While four of his five sisters were sent to Cowan Bridge boarding school, Branwell was educated at home by his father, who gave him a classical education. Elizabeth Gaskell, biographer of his sister, Charlotte Brontë, says of Branwell's schooling "Mr. Brontë's friends advised him to send his son to school; but, remembering both the strength of will of his own youth and his mode of employing it, he believed that Branwell was better at home, and that he himself could teach him well, as he had told others before." His two elder sisters died just before his eighth birthday in 1825, and their loss affected him deeply.

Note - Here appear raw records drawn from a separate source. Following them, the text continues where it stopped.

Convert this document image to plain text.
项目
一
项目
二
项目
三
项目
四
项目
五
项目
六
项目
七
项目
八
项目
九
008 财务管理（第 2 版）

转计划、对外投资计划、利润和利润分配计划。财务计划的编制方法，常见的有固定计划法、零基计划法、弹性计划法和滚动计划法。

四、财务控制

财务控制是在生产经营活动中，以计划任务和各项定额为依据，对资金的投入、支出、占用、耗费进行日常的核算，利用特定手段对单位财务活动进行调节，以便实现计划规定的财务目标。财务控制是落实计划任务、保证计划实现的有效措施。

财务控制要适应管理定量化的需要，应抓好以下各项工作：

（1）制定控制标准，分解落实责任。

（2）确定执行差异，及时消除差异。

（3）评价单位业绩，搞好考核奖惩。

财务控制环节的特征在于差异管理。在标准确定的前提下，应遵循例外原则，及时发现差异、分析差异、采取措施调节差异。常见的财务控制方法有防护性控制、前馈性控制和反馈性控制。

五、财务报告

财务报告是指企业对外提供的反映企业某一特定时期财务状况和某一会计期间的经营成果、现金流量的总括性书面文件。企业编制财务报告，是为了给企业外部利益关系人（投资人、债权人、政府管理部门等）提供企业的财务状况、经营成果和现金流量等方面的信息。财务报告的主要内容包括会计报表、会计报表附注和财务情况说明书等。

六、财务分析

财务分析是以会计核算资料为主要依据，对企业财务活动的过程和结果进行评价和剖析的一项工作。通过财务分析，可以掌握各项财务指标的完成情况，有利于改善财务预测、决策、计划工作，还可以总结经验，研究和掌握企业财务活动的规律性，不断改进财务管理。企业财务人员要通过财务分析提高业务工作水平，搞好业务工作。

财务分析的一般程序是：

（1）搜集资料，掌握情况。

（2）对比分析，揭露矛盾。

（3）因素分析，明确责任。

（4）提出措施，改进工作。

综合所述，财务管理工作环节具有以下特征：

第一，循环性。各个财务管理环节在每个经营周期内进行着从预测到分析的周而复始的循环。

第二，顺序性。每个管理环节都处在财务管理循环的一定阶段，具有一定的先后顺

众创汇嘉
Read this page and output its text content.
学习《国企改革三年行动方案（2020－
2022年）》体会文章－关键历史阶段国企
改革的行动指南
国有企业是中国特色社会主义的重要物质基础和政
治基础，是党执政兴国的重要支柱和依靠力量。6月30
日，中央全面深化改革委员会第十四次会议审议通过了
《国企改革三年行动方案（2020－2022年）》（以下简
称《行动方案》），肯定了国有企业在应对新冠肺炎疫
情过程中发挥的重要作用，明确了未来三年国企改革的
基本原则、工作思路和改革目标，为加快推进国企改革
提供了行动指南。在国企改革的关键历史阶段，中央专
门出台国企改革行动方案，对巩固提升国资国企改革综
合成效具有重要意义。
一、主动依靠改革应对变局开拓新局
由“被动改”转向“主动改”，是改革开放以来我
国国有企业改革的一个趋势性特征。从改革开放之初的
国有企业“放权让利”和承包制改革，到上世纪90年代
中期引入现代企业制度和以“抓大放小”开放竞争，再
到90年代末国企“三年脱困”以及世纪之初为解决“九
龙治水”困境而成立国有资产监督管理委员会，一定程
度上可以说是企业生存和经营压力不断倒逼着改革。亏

Even as a young boy Brontë read extensively, and was especially fond of the "Noctes Ambrosianae", literary dialogues published in Blackwood's Magazine. He took leadership role with Charlotte in a series of fantasy role-playing games which the siblings wrote and performed about the "Young Men", characters based on a set of wooden soldiers. The plays evolved into an intricate saga based in West Africa about the fictitious Glasstown confederacy. From 1834, he both collaborated and competed with his sister Charlotte to describe another imaginary world, Angria. Branwell's particular interest in these paracosms were their politics and wars, including the destructive rivalry between their heroes, Charlotte's Arthur Wellesley, Duke of Zamorna, and his Alexander Percy, Earl of Northangerland. These writings impress by their virtuosity and scope, but are also repetitive when compared to Charlotte's contributions. Surrounded by female company and missing that of males, there are signs of pleasure in his early works of the wider options he would have due to his gender. Aged 11 in January 1829 he began producing a magazine, later named Branwell's Blackwood's Magazine which included his poems, plays, criticisms, histories and dialogues. Unlike his sisters, Brontë was not prepared for a specific career. In his only real attempt to find work, on the death of James Hogg, a Blackwood's writer, the 18-year-old Brontë boldly wrote to the magazine suggesting himself as a replacement. Between 1835 and 1842, Brontë wrote a total of six times to the magazine, sending poems and arrogantly offering his services. His letters were left unanswered. He began enjoying masculine company in the pubs in Haworth, and in February 1836 joined Haworth's Masonic Lodge of the Three Graces at the youngest possible age.
In 1829–30, Patrick Brontë engaged John Bradley, an artist from neighbouring Keighley, as drawing-master for the children. Bradley was an artist of some local repute, rather than a professional instructor, but he may well have fostered Branwell's enthusiasm for art and architecture. Bradley emigrated to America in 1831, and Branwell Brontë continued his studies under the portrait painter William Robinson. In 1834 he painted a portrait of his three sisters. He included his own image but became dissatisfied with it and painted it out. This portrait is now one of the best known images of the sisters and hangs in the National Portrait Gallery.
In 1835, he wrote a letter to the Royal Academy of Arts seeking to be admitted. Earlier biographers reported a move to London to study painting, which quickly ended following Brontë's dissolute spending on drink. Other biographers speculated that he was too intimidated to present himself at the Academy. More recent scholarship suggests that Brontë did not send the letter or even make the trip to London. According to Francis Leyland, Brontë's friend and a future biographer of the family, his first job was as an usher at a Halifax school. More certainly, Brontë worked as a portrait painter in Bradford in 1838 and 1839. Though certain of his paintings, for example that of his landlady Mrs. Kirby and a portrait of Emily show talent for comedic and serious styles, other portraits lack life. He returned to Haworth in debt in 1839.
With his father, Brontë reviewed the classics with a view to future employment as a tutor. At the beginning of January 1840, he started his employment with the family of Robert Postlethwaite in Broughton-in-Furness. During this time he wrote letters to his pub friends in Haworth which give "a vivid picture of Branwell's scabrous humour, his boastfulness, and his need to be accepted in a man's world". According to Brontë, he started his job off with a riotous drinking session in Kendal.